A study by the Denali Medical Research Project concluded: "In established cases of acute mountain sickness, treatment with acetazolamide relieves symptoms, improves arterial oxygenation, and prevents further impairment of pulmonary gas exchange."

The folk remedy for altitude sickness in Ecuador, Peru and Bolivia is a tea made from the coca plant. See mate de coca.

Other treatments include injectable steroids to reduce pulmonary edema, this may buy time to descend but treats a symptom, it does not treat the underlying AMS.

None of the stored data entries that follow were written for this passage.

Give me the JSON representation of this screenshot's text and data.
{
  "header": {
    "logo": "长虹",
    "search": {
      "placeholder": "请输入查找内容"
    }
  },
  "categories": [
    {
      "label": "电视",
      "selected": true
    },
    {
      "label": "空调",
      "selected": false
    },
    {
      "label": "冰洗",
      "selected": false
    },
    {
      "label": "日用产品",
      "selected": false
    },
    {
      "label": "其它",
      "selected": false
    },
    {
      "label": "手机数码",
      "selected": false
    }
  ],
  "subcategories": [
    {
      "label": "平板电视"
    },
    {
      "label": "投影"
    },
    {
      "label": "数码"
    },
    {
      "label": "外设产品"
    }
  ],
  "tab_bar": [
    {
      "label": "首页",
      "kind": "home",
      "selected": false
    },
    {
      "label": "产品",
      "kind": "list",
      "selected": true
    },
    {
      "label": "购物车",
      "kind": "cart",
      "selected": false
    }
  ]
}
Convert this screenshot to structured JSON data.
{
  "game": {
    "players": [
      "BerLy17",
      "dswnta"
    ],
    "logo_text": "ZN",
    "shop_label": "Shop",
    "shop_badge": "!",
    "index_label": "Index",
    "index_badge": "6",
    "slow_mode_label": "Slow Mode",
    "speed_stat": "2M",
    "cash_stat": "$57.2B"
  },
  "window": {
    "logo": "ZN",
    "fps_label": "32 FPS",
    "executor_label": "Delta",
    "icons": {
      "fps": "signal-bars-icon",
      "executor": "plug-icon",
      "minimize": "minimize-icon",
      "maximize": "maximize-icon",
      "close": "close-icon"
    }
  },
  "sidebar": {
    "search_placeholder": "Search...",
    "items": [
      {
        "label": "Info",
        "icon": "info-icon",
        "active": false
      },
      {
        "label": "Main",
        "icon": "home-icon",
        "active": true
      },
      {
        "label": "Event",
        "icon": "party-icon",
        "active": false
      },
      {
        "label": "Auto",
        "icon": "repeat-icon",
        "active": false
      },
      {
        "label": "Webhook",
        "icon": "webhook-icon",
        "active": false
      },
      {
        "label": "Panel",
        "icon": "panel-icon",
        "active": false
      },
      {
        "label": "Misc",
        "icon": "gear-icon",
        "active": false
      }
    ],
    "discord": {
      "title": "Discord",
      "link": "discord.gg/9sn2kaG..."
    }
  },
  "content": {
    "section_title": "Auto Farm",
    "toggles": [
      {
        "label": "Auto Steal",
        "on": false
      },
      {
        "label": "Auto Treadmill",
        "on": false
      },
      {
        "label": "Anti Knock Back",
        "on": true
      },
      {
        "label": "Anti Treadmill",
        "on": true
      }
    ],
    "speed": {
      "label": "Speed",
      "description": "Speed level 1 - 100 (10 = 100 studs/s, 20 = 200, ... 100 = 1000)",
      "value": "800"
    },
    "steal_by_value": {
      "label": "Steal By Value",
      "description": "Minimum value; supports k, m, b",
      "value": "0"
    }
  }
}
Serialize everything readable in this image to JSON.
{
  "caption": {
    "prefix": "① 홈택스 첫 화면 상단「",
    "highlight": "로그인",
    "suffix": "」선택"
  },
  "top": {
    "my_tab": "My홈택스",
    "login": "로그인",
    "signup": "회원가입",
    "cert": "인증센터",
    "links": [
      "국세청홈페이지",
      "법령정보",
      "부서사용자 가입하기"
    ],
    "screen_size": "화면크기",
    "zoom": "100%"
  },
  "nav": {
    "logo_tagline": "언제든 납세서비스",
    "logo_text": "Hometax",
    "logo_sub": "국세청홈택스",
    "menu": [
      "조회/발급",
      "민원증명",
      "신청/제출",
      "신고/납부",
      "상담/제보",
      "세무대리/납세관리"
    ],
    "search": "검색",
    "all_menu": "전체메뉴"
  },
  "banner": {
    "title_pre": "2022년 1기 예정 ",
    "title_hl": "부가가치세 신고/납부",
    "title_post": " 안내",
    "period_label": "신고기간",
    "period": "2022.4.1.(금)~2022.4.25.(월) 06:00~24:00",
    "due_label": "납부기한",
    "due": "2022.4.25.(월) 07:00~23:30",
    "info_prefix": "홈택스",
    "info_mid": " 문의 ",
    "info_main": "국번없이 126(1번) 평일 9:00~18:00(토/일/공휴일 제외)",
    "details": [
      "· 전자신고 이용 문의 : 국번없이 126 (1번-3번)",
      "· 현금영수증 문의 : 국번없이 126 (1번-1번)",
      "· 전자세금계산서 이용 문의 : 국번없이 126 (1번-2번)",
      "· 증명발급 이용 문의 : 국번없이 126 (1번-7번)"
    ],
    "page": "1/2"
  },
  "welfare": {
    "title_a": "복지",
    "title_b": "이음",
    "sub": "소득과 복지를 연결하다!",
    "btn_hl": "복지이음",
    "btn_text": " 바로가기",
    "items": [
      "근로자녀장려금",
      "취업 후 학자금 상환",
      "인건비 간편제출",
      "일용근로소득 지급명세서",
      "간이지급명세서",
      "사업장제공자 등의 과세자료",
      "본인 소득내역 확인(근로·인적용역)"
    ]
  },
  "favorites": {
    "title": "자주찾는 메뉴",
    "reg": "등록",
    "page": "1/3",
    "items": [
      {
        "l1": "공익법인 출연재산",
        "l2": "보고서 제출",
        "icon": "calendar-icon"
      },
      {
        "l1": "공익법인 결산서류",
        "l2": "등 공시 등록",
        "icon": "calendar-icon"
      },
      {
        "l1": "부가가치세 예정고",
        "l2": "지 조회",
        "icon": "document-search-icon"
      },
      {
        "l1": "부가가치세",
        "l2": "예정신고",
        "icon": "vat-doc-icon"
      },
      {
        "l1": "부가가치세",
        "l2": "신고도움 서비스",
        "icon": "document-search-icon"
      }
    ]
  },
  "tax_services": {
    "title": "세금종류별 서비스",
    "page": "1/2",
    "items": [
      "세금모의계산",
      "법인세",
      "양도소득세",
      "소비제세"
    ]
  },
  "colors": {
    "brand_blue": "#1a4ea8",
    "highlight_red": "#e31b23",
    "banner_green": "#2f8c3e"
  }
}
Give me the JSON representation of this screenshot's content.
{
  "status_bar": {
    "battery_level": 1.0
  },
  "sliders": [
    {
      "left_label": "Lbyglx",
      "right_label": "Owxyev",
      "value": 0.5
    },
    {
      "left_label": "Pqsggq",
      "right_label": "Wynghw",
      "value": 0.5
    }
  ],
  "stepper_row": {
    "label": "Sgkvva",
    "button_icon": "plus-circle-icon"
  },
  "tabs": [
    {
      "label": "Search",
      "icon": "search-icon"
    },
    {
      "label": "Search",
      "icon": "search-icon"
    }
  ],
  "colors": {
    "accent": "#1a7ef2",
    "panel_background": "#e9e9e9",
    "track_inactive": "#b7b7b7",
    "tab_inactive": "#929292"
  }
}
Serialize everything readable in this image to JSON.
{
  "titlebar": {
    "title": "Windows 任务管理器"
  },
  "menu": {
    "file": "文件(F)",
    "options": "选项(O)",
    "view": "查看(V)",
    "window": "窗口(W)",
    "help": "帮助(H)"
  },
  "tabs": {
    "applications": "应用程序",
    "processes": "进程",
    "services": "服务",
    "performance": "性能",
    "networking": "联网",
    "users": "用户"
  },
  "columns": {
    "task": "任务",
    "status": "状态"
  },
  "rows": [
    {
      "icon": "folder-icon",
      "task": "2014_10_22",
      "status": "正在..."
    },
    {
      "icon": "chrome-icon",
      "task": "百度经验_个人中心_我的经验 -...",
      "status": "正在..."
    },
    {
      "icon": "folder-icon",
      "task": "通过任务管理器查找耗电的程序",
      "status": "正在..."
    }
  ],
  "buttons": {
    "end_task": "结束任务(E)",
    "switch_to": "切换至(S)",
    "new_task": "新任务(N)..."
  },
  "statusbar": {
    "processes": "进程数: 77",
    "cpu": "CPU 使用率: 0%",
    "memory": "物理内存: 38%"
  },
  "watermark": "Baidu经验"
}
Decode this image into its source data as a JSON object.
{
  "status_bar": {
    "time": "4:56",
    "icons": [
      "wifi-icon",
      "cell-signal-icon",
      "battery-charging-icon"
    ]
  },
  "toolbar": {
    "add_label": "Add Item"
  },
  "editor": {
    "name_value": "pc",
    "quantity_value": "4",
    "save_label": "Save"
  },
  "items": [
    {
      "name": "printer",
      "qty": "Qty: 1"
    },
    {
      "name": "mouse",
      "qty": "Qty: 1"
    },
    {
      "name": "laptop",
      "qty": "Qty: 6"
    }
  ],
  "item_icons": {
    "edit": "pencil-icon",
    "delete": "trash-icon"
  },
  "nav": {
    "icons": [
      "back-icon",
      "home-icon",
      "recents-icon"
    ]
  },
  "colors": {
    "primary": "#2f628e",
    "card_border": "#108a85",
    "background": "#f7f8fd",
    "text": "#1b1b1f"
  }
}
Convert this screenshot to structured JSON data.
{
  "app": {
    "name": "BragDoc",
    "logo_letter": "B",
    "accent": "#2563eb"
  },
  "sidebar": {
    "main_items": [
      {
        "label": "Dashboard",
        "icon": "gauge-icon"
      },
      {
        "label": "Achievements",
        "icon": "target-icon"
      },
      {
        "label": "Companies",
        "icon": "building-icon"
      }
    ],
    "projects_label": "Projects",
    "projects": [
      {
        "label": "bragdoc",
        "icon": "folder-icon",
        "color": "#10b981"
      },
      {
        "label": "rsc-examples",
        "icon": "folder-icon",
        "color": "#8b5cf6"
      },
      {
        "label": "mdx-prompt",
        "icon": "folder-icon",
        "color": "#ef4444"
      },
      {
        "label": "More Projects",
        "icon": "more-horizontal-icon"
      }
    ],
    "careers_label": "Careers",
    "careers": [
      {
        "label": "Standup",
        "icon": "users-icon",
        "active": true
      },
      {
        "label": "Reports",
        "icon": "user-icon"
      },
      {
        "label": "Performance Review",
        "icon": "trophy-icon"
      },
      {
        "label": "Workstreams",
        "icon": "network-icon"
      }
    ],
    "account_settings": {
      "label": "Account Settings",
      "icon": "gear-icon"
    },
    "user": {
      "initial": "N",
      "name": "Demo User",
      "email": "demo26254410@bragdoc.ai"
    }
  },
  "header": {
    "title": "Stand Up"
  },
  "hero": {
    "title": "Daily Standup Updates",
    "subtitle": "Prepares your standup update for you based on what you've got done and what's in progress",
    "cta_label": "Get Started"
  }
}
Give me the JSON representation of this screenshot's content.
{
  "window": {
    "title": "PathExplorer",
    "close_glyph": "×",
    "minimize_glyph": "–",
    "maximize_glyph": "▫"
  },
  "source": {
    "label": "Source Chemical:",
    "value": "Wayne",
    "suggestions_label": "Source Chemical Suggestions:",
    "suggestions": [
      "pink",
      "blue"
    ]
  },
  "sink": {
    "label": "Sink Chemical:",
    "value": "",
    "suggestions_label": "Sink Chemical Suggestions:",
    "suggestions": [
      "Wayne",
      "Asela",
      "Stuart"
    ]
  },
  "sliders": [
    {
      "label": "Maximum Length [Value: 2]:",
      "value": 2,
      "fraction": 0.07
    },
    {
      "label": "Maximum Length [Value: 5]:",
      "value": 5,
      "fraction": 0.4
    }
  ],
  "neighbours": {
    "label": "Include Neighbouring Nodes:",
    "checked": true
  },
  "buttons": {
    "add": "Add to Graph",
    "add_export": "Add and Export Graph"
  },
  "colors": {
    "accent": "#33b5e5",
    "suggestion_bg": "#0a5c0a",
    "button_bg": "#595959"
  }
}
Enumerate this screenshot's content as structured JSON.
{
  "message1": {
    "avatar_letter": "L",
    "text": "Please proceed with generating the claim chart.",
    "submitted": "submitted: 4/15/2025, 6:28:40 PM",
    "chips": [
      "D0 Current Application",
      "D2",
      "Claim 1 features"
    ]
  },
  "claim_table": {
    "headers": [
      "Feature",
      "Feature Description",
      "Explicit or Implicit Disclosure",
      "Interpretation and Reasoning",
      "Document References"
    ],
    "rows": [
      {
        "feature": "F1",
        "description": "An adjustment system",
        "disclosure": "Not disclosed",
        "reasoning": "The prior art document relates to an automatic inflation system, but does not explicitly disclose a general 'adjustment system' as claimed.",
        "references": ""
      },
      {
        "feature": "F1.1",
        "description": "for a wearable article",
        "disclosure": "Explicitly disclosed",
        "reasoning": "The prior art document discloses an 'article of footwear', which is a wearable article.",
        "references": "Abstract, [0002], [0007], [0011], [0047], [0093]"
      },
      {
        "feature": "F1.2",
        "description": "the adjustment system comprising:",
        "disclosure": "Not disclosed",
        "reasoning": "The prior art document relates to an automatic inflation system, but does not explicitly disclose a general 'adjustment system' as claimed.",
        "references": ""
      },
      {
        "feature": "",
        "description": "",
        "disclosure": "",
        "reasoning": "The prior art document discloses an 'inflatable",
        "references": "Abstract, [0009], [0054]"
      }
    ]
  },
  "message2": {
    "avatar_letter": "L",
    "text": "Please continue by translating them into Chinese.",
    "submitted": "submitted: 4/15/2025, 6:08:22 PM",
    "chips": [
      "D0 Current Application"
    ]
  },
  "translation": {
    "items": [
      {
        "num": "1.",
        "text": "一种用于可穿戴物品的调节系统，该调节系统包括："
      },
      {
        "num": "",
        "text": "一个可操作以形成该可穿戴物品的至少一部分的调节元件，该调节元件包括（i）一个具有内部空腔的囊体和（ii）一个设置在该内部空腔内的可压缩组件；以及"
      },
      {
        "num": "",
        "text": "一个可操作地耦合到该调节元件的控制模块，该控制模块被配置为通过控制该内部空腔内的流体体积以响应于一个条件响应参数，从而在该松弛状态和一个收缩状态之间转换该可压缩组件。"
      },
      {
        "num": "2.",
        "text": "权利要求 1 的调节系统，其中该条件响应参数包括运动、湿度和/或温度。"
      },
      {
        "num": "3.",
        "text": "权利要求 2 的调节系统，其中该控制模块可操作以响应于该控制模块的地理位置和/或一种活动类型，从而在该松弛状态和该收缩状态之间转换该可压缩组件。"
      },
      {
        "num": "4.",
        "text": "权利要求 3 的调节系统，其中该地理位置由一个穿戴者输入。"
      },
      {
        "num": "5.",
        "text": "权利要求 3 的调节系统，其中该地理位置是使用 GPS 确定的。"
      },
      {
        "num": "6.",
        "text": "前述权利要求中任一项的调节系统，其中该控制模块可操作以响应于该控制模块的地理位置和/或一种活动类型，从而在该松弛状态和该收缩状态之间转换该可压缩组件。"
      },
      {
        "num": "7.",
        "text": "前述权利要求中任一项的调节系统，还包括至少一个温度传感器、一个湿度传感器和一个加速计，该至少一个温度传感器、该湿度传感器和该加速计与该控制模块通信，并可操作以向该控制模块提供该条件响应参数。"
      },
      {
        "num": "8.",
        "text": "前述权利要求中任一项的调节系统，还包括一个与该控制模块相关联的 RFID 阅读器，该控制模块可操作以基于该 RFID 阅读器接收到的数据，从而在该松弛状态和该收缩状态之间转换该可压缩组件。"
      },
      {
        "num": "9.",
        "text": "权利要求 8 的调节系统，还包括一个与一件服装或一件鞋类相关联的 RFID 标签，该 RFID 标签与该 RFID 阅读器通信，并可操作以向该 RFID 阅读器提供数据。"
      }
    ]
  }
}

Two recent studies showed that Ibuprofen 600 milligrams three times daily was effective at preventing AMS. But it was not clear if this affected HAPE or HACE.

Chronic mountain sickness

Chronic mountain sickness (CMS) is a disease that can develop during extended time living at a high altitude. It is also known as "Monge's disease", after its first description in 1925 by Carlos Monge. While acute mountain sickness is experienced shortly after ascent to high altitude, chronic mountain sickness may develop after many years of living at high altitude. In medicine, high altitude is defined as over 2500 metres (8200 ft), but most cases of CMS occur at over 3000 m (10000 ft). Recently it has been correlated with increased expression of the genes ANP32D and SENP1.

CMS is characterised by polycythemia (with subsequent increased hematocrit) and hypoxemia which both improve on descent from altitude. CMS is believed to arise because of an excessive production of red blood cells, which increases the oxygen carrying capacity of the blood but may cause increased blood viscosity and uneven blood flow through the lungs (V/Q mismatch). However, CMS is also considered an adaptation of pulmonary and heart disease to life under chronic hypoxia at altitude.

The most frequent symptoms and signs of CMS are headache, dizziness, tinnitus, breathlessness, palpitations, sleep disturbance, fatigue, anorexia, mental confusion, cyanosis, and dilation of veins.



Clinical diagnosis by laboratory indicators have ranges of: Hb > 200 g/L, Hct > 65%, and arterial oxygen saturation (SaO2) < 85% in both genders.

Treatment involves descent from altitude, where the symptoms will diminish and the hematocrit return to normal slowly. Acute treatment at altitude involves bleeding (phlebotomy), removal of circulating blood, to reduce the hematocrit; however this is not ideal for extended periods.